After the wedding ceremony was done, Roland moved his belongings, such as they were, from the barracks to the new house he was going to share with Clarissa, which he already knew and liked. The two of them then spent some time talking to Richard and to their father, the Marquis, enjoying a bit of a family reunion. Richard shared his journey from Vienna and his new position, while Roland talked about the experience of fighting in Toulon, and both of them expressed their hope that the French people would eventually be able to have good government, as unlikely as that appeared at present. This conversation went well into the night, and soon it was time for Roland and Clarissa to go to bed together.
It is not the purpose of this account to pry into the private life of a new husband and wife who combined a passionate and affectionate nature with the self-restraint that had protected them from premature intimacy. Suffice it to say that Roland and Clarissa did not need any sort of sexual experimentation in order to enjoy each other’s company or to satisfy each other’s longings in that fashion. And that is really all that needs to be said about the matter. It is not our business to inquire further, except to note that husband and wife knew each other in the biblical sense and that there seemed little danger of either of them seeking intimacy from any other source from each other.
It must be admitted that even if Roland and Clarissa spent their first night as a married couple thinking only of each other, that there were plenty of other people who were thinking fondly and indulgently about them. Lady Lipton reminded Lord Lipton of how they had felt as a newlywed couple, and knew that there was a high likelihood that there would likely soon be young de Villebois children filling out the family tree of that noble French lineage. That was, after all, what was expected of couples, that they marry and then be fruitful and multiply in obedience to God’s oldest command.
The party of Lord Lipton, although a couple of the children were too young to understand what was going on, generally appreciated the opportunity to travel, and at least the oldest two sons of the family hoped that they would be able to travel more in the future. No one knew, after all, what the future held, but the opportunity to celebrate the joining of two families together by marriage always brought with it new connections and new opportunities to be informed about different aspects of life. It was to be assumed that the French emigre community would have a friend and supporter in Lord Lipton thanks to his own family connections, and people who were concerned about their ability to survive and blend into British society felt as if they had the chance to do so through service to common ideals and causes. This would hopefully lead to less stress upon British society itself.

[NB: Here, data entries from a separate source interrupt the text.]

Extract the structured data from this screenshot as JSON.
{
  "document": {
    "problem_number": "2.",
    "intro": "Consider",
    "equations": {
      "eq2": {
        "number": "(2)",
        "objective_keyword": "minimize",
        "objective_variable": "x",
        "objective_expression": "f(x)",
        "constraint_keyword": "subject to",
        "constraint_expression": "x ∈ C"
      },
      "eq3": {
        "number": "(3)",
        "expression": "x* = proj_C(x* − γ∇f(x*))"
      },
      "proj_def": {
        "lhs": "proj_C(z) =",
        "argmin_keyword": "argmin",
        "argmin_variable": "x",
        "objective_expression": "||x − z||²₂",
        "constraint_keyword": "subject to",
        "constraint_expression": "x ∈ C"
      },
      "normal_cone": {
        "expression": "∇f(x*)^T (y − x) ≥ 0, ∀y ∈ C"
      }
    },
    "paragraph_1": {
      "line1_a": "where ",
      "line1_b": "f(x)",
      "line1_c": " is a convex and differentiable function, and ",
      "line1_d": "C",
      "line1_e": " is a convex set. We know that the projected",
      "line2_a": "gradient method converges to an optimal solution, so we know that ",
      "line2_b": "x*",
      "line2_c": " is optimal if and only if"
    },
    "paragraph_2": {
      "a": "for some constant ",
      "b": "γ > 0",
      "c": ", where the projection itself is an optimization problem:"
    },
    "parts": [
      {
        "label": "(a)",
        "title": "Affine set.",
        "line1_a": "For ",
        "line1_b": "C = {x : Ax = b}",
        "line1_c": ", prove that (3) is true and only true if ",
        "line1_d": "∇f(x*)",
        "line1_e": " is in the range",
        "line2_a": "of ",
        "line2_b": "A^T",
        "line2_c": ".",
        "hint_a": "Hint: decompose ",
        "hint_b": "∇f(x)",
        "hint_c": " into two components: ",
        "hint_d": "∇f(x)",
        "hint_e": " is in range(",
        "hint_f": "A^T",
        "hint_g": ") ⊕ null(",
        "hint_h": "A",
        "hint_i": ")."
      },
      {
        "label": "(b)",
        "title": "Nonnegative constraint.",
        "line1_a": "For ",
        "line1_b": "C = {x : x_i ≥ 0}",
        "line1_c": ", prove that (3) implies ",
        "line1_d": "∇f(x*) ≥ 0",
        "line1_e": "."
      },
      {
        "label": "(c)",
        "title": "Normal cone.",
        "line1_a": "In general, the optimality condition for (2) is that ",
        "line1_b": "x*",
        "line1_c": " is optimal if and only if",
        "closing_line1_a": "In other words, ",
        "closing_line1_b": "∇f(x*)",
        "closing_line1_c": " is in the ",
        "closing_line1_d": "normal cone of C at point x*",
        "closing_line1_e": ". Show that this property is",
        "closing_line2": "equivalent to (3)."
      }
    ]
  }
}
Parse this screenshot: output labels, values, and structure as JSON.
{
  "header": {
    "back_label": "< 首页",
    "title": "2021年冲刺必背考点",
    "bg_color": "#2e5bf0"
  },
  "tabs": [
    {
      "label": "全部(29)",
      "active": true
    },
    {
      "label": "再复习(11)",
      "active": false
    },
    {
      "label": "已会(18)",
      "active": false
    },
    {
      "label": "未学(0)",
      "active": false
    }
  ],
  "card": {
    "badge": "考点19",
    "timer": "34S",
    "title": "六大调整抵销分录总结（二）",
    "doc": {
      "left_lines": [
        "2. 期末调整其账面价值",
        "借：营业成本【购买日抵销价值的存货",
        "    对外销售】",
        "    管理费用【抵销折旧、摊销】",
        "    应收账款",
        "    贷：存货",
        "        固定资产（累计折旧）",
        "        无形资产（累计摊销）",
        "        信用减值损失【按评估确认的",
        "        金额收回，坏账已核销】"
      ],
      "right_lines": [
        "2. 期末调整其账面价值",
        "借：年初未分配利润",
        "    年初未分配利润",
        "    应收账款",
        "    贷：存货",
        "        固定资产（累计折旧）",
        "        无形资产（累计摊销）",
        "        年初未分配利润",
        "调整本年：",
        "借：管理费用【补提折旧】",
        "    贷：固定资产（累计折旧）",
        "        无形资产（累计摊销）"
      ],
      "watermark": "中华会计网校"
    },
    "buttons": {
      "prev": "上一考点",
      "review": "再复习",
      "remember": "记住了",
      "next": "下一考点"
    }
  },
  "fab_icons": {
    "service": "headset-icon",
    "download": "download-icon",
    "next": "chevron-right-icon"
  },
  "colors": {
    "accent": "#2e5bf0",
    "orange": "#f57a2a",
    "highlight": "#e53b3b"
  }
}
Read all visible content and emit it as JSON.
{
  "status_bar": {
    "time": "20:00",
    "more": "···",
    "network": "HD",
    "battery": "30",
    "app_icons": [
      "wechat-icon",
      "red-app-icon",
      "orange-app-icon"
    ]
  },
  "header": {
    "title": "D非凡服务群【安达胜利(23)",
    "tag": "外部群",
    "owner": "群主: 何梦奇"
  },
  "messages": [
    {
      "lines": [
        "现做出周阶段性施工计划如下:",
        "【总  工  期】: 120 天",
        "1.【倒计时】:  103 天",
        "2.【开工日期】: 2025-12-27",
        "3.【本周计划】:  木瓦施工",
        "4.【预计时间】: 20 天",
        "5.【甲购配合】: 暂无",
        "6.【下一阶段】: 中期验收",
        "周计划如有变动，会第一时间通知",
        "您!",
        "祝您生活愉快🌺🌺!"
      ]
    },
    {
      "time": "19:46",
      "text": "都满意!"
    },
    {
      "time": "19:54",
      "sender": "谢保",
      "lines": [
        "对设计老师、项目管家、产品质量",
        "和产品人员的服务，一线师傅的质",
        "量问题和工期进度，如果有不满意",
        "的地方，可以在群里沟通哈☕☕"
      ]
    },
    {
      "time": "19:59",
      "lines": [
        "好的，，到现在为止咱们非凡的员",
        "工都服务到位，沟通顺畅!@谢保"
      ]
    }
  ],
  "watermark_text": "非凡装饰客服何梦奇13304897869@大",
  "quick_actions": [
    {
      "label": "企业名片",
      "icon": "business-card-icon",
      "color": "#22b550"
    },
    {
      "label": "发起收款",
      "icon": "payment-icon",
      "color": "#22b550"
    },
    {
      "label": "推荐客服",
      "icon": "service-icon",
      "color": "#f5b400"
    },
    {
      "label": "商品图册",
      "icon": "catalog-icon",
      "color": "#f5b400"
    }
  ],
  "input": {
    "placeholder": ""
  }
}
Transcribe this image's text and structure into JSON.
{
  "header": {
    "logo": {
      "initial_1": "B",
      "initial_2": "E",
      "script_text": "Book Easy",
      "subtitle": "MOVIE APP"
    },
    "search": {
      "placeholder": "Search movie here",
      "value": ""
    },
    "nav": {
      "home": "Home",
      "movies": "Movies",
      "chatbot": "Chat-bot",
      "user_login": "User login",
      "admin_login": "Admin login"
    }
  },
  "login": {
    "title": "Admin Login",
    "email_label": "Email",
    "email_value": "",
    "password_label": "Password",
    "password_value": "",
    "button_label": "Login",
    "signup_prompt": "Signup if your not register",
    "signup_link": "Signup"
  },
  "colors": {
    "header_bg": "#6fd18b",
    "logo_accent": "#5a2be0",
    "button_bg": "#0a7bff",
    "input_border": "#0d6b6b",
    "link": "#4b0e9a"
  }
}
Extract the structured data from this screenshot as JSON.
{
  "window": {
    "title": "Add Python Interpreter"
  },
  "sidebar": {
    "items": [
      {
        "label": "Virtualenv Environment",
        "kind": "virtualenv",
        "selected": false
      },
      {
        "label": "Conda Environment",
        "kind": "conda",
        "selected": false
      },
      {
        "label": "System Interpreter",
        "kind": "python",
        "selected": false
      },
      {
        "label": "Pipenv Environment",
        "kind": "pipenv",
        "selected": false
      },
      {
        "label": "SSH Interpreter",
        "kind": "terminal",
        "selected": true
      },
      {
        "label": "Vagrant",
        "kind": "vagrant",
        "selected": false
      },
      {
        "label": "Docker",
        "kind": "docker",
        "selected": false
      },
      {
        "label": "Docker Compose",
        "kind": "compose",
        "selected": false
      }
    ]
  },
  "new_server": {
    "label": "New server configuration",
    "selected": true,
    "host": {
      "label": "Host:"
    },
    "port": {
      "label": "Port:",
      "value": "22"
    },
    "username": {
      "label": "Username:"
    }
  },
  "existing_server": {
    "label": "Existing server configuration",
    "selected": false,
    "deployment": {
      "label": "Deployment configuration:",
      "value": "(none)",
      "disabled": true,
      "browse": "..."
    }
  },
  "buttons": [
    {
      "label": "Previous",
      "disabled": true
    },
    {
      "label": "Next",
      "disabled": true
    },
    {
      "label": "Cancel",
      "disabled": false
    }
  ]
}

As far as the other purpose of weddings in bringing people together who might wed in the future, this particular wedding did not have the composition of people that made such a thing more likely. There were no other unmarried young women around Clarissa’s age in her family network, and so there were no obvious brides to be found for Richard or for Henry, nor were there young ladies to flirt with for Lord Lipton’s children, who were at the age where they might at least be supposed to have a tender feeling for a girl that they danced with, had they had the chance to do so. Such opportunities would have to arise in the future.